Вскоре после того замерзания – когда еще продолжались жестокие морозы – старуха Давыдова легла вечером на свой высокий сундук и больше не встала… к утру переполох начался над мертвым телом: фельдшер приходил, потом власти, потом соседи повалили… в основном – приезжие, коллеги, так сказать, ибо местным на эту старуху совершенно наплевать было. А мы ее жалели. Еще всех интересовало: что у нее там в сундуке. Никто этого не знал, потому что вещей старуха почти не меняла – жила впроголодь, – а сундук свой открывала только ночью, когда все спать ложились, – шарила в нем одной рукой, держа в другой огарок свечи, который окромя этих случаев никогда не зажигала.

Как только она умерла – в то же утро, – организовала Эмилия похоронную комиссию, в которую и я вошел, и Юра Грек, и еще некоторые из соседей-переселенцев.

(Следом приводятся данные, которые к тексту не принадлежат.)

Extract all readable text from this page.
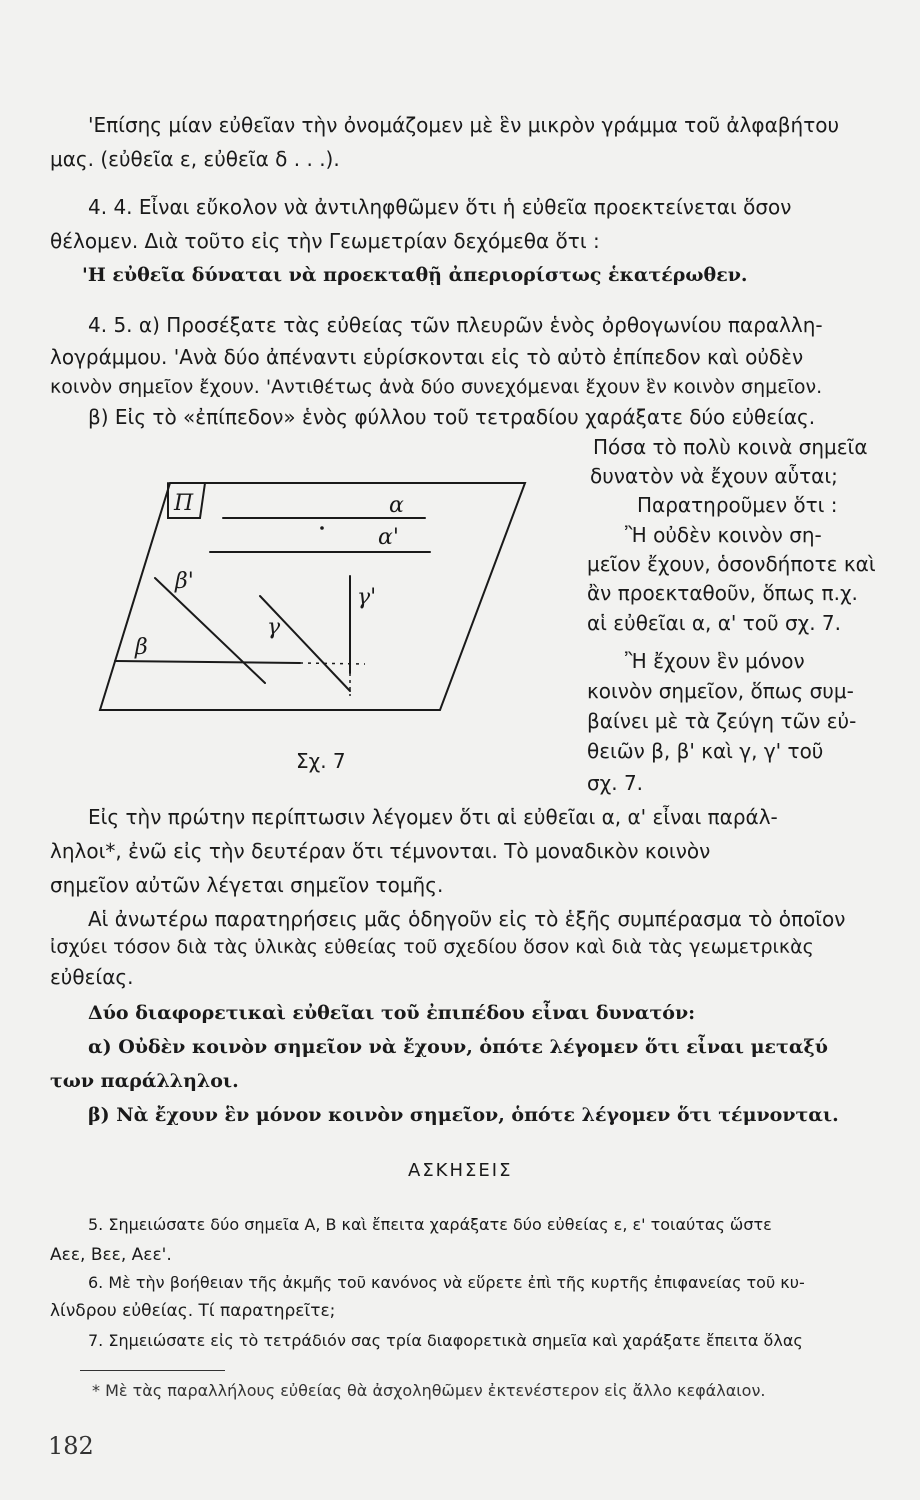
'Επίσης μίαν εὐθεῖαν τὴν ὀνομάζομεν μὲ ἓν μικρὸν γράμμα τοῦ ἀλφαβήτου
μας. (εὐθεῖα ε, εὐθεῖα δ . . .).
4. 4. Εἶναι εὔκολον νὰ ἀντιληφθῶμεν ὅτι ἡ εὐθεῖα προεκτείνεται ὅσον
θέλομεν. Διὰ τοῦτο εἰς τὴν Γεωμετρίαν δεχόμεθα ὅτι :
'Η εὐθεῖα δύναται νὰ προεκταθῇ ἀπεριορίστως ἑκατέρωθεν.
4. 5. α) Προσέξατε τὰς εὐθείας τῶν πλευρῶν ἑνὸς ὀρθογωνίου παραλλη-
λογράμμου. 'Ανὰ δύο ἀπέναντι εὑρίσκονται εἰς τὸ αὐτὸ ἐπίπεδον καὶ οὐδὲν
κοινὸν σημεῖον ἔχουν. 'Αντιθέτως ἀνὰ δύο συνεχόμεναι ἔχουν ἓν κοινὸν σημεῖον.
β) Εἰς τὸ «ἐπίπεδον» ἑνὸς φύλλου τοῦ τετραδίου χαράξατε δύο εὐθείας.
Πόσα τὸ πολὺ κοινὰ σημεῖα
δυνατὸν νὰ ἔχουν αὗται;
Παρατηροῦμεν ὅτι :
Ἢ οὐδὲν κοινὸν ση-
μεῖον ἔχουν, ὁσονδήποτε καὶ
ἂν προεκταθοῦν, ὅπως π.χ.
αἱ εὐθεῖαι α, α' τοῦ σχ. 7.
Ἢ ἔχουν ἓν μόνον
κοινὸν σημεῖον, ὅπως συμ-
βαίνει μὲ τὰ ζεύγη τῶν εὐ-
θειῶν β, β' καὶ γ, γ' τοῦ
σχ. 7.
Π	α
α'
β'
β
γ
γ'
Σχ. 7
Εἰς τὴν πρώτην περίπτωσιν λέγομεν ὅτι αἱ εὐθεῖαι α, α' εἶναι παράλ-
ληλοι*, ἐνῶ εἰς τὴν δευτέραν ὅτι τέμνονται. Τὸ μοναδικὸν κοινὸν
σημεῖον αὐτῶν λέγεται σημεῖον τομῆς.
Αἱ ἀνωτέρω παρατηρήσεις μᾶς ὁδηγοῦν εἰς τὸ ἑξῆς συμπέρασμα τὸ ὁποῖον
ἰσχύει τόσον διὰ τὰς ὑλικὰς εὐθείας τοῦ σχεδίου ὅσον καὶ διὰ τὰς γεωμετρικὰς
εὐθείας.
Δύο διαφορετικαὶ εὐθεῖαι τοῦ ἐπιπέδου εἶναι δυνατόν:
α) Οὐδὲν κοινὸν σημεῖον νὰ ἔχουν, ὁπότε λέγομεν ὅτι εἶναι μεταξύ
των παράλληλοι.
β) Νὰ ἔχουν ἓν μόνον κοινὸν σημεῖον, ὁπότε λέγομεν ὅτι τέμνονται.
ΑΣΚΗΣΕΙΣ
5. Σημειώσατε δύο σημεῖα Α, Β καὶ ἔπειτα χαράξατε δύο εὐθείας ε, ε' τοιαύτας ὥστε
Αεε, Βεε, Αεε'.
6. Μὲ τὴν βοήθειαν τῆς ἀκμῆς τοῦ κανόνος νὰ εὕρετε ἐπὶ τῆς κυρτῆς ἐπιφανείας τοῦ κυ-
λίνδρου εὐθείας. Τί παρατηρεῖτε;
7. Σημειώσατε εἰς τὸ τετράδιόν σας τρία διαφορετικὰ σημεῖα καὶ χαράξατε ἔπειτα ὅλας
* Μὲ τὰς παραλλήλους εὐθείας θὰ ἀσχοληθῶμεν ἐκτενέστερον εἰς ἄλλο κεφάλαιον.
182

Позаседав возле мертвой старухи в комнате, решили мы ее в тот же день похоронить, составив опись оставшегося имущества, чтобы распределить среди нуждающихся, которых было среди нас немало. Первым делом притащили из сеней четверть мешка старухиной пшеницы, полкаравая хлеба, кринку молока – из продуктов это было все. Потом вынесли в сени – на мороз тело усопшей и торжественно приступили к вскрытию сундука, содержимое которого всех так мучило… и тут мы потрясены были окончательно, еще более даже, чем самою смертью старухи: среди нескольких старомодных юбок и кофточек, белья и простыней обнаружили мы на дне полупустого огромного сундука священную книгу – тору, потом какие-то удивительные пергаментные свитки, еще матерчатые покрывала и перевязи со шрифтом и узорами.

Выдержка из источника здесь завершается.